Through the use of colourful illustrations, London-based visual artist, Lin (Ruki) Li, reconsiders the sense of self, space and a person relationship with new environments, far from their origins. Ruki subtly explores her experiencing of the human body through the creation of connections between art and other creative industries, such as illustration, literature and fashion.

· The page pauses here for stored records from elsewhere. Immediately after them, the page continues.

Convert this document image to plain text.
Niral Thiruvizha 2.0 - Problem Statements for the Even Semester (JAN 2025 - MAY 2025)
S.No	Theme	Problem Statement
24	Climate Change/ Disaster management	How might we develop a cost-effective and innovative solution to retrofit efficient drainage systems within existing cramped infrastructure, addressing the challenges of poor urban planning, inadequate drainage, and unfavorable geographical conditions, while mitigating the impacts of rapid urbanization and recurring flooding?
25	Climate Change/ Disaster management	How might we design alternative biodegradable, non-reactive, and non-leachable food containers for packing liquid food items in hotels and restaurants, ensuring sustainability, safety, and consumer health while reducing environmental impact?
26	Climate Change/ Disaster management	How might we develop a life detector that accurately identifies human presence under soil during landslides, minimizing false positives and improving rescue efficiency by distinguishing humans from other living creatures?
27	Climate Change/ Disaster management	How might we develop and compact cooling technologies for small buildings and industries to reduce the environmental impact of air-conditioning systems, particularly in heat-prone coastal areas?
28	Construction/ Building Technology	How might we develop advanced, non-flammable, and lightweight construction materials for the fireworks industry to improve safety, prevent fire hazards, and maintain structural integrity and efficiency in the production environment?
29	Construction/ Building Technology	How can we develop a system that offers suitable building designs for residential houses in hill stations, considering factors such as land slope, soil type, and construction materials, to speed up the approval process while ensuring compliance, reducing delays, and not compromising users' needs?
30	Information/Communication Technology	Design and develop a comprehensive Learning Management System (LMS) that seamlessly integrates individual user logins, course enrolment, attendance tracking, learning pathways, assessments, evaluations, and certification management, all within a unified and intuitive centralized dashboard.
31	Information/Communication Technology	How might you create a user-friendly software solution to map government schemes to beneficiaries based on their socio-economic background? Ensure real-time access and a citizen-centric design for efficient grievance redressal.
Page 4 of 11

Art does allow to combine things, sensations, and words, which sometime and seemingly do not make sense at all. In her newly created digitally series, That is My Face (2024), the cat – as a symbolic animal –, represents the intuitive side opening up to a vast field of conditions exploration femininity and independent spirit. The extensive blue background, involving the cat figure, in contrast, evokes the immateriality and boundlessness of a particular vision of the world. Her illustrations recall Matisse’ attraction for the use of colour and to the delight that those hues transported us into. Ruki’s digital illustrations are drawn like an adult mimicking a child, nervously unfinished. Clearly, she is not afraid of imperfections. Maybe, like everyone else, just afraid of having to navigate between her cultural roots and the customs of her new surrounding; maybe there is a need for playfulness and a move towards possibilities of opening-up.

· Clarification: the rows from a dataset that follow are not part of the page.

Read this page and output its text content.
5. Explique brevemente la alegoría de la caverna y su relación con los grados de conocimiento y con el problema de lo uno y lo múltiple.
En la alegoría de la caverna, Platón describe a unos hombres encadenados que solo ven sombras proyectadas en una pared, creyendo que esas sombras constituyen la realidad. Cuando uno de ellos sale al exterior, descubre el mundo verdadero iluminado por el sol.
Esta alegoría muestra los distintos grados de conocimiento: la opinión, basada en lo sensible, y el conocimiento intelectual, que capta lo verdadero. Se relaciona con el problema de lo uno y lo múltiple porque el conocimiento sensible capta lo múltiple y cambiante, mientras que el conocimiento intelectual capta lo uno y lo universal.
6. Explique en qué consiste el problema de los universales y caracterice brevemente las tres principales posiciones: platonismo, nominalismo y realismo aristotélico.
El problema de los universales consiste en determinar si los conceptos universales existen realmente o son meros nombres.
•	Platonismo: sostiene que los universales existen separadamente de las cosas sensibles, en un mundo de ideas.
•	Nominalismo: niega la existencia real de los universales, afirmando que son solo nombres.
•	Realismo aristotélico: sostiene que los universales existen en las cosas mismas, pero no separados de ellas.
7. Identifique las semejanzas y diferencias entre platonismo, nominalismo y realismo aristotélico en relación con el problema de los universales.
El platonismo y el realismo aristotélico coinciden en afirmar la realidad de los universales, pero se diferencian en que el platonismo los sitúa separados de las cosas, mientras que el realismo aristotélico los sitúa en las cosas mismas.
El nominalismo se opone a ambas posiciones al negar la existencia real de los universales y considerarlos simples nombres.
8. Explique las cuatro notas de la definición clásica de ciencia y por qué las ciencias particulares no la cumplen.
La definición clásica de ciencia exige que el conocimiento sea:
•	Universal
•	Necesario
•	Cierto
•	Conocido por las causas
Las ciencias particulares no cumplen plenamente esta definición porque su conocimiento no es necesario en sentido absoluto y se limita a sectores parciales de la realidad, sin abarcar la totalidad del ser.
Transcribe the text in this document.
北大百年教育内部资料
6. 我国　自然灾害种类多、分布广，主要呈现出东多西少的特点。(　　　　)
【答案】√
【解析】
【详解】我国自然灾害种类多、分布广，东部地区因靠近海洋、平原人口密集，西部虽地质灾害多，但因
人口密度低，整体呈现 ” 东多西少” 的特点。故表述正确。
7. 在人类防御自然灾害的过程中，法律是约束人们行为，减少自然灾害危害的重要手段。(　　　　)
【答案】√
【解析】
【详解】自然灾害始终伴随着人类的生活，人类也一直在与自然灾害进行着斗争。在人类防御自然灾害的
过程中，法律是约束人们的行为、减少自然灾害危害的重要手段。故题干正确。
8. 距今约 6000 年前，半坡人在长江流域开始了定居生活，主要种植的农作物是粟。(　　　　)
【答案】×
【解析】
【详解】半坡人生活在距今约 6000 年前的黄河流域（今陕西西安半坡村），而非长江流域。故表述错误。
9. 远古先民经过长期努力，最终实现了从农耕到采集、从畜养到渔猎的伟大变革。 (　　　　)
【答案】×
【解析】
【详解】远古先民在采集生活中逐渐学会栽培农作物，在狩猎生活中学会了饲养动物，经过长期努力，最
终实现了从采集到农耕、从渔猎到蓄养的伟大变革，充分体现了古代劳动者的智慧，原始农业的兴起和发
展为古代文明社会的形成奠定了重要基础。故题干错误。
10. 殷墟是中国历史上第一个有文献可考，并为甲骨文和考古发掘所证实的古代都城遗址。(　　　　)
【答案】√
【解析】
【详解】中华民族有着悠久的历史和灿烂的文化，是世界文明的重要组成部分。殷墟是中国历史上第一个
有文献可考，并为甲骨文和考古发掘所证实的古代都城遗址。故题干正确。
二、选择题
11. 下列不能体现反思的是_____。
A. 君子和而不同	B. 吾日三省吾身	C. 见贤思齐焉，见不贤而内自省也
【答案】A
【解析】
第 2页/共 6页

At first glance, her illustrations appear to be colourful residues reflecting upon the lonely self-transformation and bodily modification one goes through at different moments in one’s life. In That is My Face case those digital intimate works hint at what often seems to be something that does not fit into what is commonly conveyed, or that fits badly. In reality, in reaction to an always in obedience to a closed logical scheme in art, Ruki’s illustrations break with some of the long-established categories in art by rendering and inputting the phenomenological in the digital space.